福があるにも程がある! 〜残りものは、噂のイケメン御曹司でした〜
「すみません。紅茶、ごちそうさまでした。美味しかったです」
お邪魔しました、と言って頭を下げる西宮さんに、母がひらひらと手を振る。
「こちらこそ毎日ありがとうね。また来てちょうだい」
「はい。また来ます」
「それじゃあ、行ってきます」
そう言ってリビングの扉を開く。西宮さんが出て、リビングの扉を閉めると、いきなり背後の西宮さんが私の耳元に口を近づけた。
「完全にオフな麻美、初めてみた」
かーわい、と言って笑う彼に、私は今更自分がすっぴんでパジャマ姿であることを思い出した。
「無理!やだ、見ないでください!」
「はは、今更でしょ」
手のひらで顔を必死に覆ったけれど、確かにこんなの今更だ。
「すみません、着替えと軽くメイクだけしてきていいですか……」
西宮さんにこのまますっぴんを見られ続けるのも恥ずかしいし、それに、このままの状態で外に出るわけにもいかない。
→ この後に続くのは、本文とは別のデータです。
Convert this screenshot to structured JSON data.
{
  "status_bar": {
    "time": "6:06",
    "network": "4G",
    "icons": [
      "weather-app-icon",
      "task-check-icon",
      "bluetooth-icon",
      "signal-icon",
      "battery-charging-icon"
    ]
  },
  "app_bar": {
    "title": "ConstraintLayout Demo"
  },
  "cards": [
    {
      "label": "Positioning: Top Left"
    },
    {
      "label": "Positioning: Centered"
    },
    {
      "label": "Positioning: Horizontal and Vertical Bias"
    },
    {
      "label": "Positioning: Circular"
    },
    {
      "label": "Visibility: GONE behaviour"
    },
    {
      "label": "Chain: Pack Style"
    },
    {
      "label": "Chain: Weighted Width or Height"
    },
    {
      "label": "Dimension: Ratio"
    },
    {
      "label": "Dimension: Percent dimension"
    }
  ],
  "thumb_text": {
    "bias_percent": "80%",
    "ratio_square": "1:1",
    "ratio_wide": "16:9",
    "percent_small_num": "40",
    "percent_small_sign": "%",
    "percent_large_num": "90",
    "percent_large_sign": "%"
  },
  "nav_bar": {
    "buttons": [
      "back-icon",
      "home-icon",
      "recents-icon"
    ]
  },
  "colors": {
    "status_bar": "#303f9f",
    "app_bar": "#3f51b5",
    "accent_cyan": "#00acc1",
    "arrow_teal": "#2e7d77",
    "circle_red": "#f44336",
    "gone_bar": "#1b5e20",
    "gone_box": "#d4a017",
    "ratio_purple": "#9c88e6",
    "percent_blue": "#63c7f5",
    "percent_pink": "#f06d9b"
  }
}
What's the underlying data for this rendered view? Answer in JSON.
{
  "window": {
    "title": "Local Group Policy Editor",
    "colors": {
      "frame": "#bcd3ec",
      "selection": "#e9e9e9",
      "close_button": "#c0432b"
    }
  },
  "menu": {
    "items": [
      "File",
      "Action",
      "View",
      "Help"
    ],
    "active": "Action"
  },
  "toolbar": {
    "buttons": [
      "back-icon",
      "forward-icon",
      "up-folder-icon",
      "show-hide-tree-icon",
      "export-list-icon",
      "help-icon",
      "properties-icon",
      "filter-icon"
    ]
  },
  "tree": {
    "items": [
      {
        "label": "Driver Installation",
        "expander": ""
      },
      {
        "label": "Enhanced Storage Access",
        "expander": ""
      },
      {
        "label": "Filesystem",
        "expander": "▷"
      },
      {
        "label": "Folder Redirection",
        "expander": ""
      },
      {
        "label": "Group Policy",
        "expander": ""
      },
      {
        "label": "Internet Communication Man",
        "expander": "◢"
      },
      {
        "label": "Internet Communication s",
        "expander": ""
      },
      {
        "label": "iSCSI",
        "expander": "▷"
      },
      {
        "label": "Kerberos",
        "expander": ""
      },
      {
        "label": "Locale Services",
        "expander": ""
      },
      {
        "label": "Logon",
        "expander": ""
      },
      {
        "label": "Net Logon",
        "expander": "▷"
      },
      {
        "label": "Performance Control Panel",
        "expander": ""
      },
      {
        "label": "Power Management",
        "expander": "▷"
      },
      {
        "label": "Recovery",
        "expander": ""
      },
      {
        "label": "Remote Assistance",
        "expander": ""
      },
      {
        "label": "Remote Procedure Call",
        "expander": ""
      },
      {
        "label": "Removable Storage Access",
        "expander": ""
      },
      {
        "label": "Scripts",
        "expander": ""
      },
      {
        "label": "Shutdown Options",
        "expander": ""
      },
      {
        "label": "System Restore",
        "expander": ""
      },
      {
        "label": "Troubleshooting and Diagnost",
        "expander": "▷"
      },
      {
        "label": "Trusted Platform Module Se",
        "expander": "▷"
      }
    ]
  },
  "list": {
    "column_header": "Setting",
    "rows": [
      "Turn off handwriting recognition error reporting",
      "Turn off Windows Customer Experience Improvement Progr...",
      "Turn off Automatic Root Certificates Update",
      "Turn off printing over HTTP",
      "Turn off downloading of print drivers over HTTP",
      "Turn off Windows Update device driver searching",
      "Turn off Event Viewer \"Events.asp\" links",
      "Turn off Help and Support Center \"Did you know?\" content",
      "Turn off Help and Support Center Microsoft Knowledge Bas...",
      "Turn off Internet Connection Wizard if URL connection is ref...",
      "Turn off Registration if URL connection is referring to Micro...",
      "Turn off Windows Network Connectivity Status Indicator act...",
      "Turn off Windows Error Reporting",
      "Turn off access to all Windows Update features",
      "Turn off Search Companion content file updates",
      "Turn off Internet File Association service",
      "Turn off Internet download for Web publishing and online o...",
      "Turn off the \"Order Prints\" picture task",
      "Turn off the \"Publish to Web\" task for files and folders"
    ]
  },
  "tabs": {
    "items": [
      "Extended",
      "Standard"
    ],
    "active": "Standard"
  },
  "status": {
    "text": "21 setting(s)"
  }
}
「俺は全然そのままの麻美も好きだけど……そういうことじゃないもんね。分かった。待ってる」
快く西宮さんが頷いてくれたのを見て、私は急いで階段を駆け上がり部屋に入った。
西宮さんを待たせないようにと軽く、だけど念入りにメイクをして、洋服は少しだけ悩んだ末、お気に入りの花柄のワンピースを着て部屋を出た。